Or Schengen ne survit qu'à condition que les frontières extérieures de l'Union soient contrôlées et étroitement surveillées. C'est la tâche que sont chargés d'assurer les navires et les agents de Frontex, les marines grecque et turque, la police et les services secrets grecs, ainsi que les autres agences européennes impliquées.
Voici comment le Parlement européen définit les hot-spots : "Ceux-ci ont pour but de mieux coordonner les agences de l'UE et des autorités nationales dans leur travail mené sur les frontières extérieures en matière de premier accueil, identification, d'enregistrement et de prise des empreintes digitales des demandeurs d'asile ("asylum serkers").
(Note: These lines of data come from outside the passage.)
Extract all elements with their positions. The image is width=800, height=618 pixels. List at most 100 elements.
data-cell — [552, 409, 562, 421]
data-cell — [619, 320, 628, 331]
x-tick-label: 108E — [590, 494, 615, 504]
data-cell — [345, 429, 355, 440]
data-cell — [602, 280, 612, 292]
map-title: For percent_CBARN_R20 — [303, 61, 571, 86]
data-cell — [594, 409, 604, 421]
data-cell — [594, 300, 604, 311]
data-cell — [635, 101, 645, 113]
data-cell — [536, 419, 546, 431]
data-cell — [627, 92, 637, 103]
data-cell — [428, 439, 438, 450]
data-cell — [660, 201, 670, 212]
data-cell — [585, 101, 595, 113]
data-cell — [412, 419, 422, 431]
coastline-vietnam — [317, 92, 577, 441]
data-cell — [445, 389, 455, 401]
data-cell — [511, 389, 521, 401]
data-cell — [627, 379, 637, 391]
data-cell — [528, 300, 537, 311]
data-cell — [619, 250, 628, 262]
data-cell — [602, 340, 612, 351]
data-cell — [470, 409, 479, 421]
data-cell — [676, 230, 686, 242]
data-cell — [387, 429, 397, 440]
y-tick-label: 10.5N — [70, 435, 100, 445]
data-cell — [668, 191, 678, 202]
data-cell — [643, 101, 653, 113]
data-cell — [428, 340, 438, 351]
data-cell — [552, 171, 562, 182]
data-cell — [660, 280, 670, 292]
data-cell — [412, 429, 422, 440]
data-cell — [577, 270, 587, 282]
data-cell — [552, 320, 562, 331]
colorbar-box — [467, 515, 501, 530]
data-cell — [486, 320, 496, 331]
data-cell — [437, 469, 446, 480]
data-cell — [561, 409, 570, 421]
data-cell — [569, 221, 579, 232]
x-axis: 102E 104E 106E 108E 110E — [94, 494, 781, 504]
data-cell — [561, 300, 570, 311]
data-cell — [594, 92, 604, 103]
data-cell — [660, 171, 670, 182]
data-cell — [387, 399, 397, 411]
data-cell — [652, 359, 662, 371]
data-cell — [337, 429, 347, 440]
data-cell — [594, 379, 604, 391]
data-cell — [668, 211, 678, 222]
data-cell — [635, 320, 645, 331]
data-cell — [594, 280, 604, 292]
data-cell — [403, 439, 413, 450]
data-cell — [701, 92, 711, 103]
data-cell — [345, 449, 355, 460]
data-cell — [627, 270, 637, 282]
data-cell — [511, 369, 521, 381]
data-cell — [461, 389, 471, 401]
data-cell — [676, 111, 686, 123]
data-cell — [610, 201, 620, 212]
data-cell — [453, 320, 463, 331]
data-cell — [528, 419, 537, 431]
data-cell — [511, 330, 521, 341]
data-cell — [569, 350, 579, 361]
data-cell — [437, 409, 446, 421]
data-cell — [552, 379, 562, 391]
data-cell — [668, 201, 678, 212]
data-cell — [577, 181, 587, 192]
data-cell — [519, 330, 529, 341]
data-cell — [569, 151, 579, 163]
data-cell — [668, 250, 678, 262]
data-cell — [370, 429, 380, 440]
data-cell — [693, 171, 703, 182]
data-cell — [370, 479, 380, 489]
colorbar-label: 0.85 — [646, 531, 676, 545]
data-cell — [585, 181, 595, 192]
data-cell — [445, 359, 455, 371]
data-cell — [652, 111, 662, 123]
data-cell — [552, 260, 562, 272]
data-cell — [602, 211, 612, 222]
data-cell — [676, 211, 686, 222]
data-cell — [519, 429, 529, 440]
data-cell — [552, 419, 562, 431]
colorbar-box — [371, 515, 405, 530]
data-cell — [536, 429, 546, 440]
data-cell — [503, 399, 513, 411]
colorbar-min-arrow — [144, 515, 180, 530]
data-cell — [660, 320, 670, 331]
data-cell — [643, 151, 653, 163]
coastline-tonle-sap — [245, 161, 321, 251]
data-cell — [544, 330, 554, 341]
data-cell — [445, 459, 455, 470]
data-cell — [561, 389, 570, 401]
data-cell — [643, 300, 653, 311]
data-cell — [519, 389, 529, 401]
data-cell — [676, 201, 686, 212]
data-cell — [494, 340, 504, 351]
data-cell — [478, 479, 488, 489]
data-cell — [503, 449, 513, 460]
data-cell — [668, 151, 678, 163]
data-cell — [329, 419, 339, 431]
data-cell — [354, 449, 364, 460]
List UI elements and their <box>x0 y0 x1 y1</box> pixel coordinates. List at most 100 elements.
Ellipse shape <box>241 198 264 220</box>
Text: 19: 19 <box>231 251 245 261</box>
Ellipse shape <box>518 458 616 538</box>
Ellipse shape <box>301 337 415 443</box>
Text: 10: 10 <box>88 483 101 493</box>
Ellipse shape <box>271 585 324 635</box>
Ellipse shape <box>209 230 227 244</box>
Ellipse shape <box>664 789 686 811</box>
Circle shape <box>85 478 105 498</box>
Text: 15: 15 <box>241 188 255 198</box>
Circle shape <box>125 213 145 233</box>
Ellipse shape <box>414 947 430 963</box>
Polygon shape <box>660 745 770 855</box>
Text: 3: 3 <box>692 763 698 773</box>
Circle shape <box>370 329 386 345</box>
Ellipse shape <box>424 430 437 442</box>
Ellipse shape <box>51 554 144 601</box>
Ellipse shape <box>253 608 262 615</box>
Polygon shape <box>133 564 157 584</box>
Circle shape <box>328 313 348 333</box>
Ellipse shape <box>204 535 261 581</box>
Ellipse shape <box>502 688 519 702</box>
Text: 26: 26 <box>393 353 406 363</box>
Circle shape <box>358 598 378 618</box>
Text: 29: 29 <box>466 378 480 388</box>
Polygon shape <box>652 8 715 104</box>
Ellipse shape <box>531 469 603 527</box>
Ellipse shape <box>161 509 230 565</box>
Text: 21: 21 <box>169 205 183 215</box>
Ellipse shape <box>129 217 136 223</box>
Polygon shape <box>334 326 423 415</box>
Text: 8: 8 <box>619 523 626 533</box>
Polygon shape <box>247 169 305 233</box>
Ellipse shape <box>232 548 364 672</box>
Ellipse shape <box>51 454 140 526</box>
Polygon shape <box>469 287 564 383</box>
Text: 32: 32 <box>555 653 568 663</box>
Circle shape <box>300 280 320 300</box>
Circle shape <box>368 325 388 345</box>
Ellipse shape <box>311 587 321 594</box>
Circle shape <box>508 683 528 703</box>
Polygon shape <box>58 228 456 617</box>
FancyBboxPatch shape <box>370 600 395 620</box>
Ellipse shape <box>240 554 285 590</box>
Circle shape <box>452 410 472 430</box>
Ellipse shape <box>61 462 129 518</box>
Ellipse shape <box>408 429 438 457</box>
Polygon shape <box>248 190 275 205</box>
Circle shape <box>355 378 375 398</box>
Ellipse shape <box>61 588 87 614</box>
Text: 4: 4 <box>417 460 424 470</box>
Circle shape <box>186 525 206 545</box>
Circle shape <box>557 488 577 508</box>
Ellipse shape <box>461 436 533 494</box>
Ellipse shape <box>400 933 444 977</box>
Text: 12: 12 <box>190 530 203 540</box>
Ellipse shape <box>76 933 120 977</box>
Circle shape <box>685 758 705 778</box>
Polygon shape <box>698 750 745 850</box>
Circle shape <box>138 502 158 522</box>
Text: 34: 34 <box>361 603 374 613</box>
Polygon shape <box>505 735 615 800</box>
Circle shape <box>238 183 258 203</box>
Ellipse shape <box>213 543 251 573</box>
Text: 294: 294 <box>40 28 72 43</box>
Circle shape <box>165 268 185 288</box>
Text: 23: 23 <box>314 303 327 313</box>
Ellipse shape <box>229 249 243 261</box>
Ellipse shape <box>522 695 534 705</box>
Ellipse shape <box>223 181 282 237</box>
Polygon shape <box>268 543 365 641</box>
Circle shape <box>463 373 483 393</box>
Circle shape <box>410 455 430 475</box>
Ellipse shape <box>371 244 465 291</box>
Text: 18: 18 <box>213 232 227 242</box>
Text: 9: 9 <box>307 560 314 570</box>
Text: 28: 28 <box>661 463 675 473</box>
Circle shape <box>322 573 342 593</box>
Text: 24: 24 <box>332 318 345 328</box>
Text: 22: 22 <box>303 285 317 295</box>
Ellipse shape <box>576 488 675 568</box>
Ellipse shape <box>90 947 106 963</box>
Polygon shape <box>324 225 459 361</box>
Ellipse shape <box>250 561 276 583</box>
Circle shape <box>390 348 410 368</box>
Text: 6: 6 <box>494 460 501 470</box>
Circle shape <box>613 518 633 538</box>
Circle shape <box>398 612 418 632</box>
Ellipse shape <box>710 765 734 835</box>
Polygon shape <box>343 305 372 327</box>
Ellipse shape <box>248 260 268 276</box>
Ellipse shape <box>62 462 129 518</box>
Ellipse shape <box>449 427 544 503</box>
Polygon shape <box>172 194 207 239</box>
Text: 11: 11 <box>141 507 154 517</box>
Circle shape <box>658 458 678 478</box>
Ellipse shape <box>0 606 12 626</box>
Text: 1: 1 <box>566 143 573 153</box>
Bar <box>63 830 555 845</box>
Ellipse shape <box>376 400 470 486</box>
Actuellement, seules la Grèce et l'Italie ont des hot spots Mais d'autres pays peuvent aussi bénéficier de l'installation de hot spots s'ils le demandent ou si la Commission européenne est d'avis que ces pays ont besoin d'une assistance supplémentaire".
Quatre ans auparavant, en avril 2015, un accord conclu entre la Commission européenne et le gouvernement grec a donné naissance, sur les cinq îles de la mer Egée les plus proches de l'Asie mineure, Lesbos, Kos, Leros, Samos et Chios aux hot-spots ("points chauds"), points d'accueil de milliers de réfugiés venant de Syrie, d'Irak, d'Afghanistan, mais aussi du Pakistan, de l'Afrique subsaharienne et d'ailleurs, fuyant la guerre, la torture, la destruction de leur pays et tentant d'atteindre les côtes grecques.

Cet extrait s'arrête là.